9) Anche il famoso tweet del presidente Trump, del 27 agosto 2019, che espresse apprezzamento per il mio operato come premier, non ha alcun collegamento con questa vicenda, considerato che la richiesta di Barr risale al giugno precedente e che questa richiesta e i suoi contenuti non sono mai stato oggetto di scambi o confronti tra me e l’allora presidente Trump.

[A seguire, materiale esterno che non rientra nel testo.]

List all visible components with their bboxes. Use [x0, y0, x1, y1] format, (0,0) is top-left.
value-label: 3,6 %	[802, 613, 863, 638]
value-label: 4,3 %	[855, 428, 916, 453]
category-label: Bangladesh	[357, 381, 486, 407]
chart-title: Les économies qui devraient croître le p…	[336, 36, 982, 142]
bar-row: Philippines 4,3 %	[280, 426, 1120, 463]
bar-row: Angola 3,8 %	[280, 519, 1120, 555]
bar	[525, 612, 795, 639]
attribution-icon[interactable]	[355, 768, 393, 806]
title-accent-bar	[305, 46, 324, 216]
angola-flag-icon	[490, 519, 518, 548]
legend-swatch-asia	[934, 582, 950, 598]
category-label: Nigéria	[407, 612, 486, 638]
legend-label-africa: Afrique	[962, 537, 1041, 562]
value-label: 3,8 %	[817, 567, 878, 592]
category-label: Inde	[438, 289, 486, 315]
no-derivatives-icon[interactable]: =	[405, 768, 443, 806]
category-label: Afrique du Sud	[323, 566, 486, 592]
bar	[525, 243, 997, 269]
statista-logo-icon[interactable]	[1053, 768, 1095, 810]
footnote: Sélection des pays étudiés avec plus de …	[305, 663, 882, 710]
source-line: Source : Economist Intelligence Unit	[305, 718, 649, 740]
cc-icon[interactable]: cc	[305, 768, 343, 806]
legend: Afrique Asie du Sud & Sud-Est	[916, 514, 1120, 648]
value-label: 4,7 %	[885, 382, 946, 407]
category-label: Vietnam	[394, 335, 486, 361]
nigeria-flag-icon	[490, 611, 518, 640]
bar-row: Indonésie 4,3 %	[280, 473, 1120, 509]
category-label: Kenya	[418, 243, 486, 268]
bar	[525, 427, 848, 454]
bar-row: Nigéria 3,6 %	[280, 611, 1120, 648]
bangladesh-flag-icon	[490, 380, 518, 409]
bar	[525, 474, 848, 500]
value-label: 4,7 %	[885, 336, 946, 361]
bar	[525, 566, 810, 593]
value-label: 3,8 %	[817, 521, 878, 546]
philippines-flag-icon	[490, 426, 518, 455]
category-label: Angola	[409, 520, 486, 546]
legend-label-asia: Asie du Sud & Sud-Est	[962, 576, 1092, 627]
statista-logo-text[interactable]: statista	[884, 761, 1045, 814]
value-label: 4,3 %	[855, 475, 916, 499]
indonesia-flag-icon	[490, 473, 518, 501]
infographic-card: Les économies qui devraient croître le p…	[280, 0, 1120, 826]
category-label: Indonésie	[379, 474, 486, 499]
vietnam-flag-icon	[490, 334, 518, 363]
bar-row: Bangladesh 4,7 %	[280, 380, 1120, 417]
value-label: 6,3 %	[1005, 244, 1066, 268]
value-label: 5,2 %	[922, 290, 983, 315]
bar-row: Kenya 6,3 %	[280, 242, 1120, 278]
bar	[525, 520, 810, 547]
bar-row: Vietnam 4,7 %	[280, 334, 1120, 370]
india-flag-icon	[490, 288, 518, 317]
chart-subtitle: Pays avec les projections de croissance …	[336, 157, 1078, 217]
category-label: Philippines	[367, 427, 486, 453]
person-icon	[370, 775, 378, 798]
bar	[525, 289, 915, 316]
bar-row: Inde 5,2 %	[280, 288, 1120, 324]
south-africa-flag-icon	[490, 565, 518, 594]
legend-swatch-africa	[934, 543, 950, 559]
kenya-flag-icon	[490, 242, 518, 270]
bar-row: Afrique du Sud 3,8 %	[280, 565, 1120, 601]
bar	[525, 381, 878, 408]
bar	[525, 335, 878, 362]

Le allusioni del quotidiano avrebbero trovato risposta immediata da parte mia se solo mi fossero state poste delle domande, alle quali come sempre non mi sarei sottratto. Invece si è preferito alimentare sospetti infondati, sbattendo il mio nome in prima pagina, corredando il tutto con un articolo di Bonini che contiene giudizi palesemente denigratori e che mi accusa, in modo del tutto slegato dai fatti, di avere barattato un vantaggio personale con lo scambio di informazioni. A Bonini, che mette in discussione il mio operato come Presidente del Consiglio e la mia “cultura della sicurezza nazionale”, replico semplicemente che se lui, nello scrivere il suo articolo, avesse dimostrato una sia pur minima “cultura della deontologia professionale” non si sarebbe mai permesso di scrivere queste infamità.
Un’ultima notazione. Bonini nel suo pezzo afferma che mi sarei prestato ad attività ostili nei confronti di Renzi. E, infatti, puntualmente Renzi e alcuni suoi solerti compagni di partito si sono immediatamente avventati sul “clamoroso scoop” di Repubblica per rilanciare quei medesimi sospetti che, a suo tempo, furono invocati per giustificare il ritiro del sostegno al Governo Conte II.
È passato ormai più di un anno da quegli eventi. Siamo fuori dalla cronaca più immediata. Ci sono le condizioni per valutazioni più serene e oggettive. Mi chiedo: è possibile che il senatore Renzi non abbia mai sentito il dovere, in tutto questo tempo, di andare a riferire al Copasir su questi suoi sospetti? Perché non va, come sempre ho fatto io, a riferire quel che sa? Cosa teme, di dover poi rispondere alle domande dei componenti del Copasir e di essere obbligato, per legge, a riferire tutta la verità?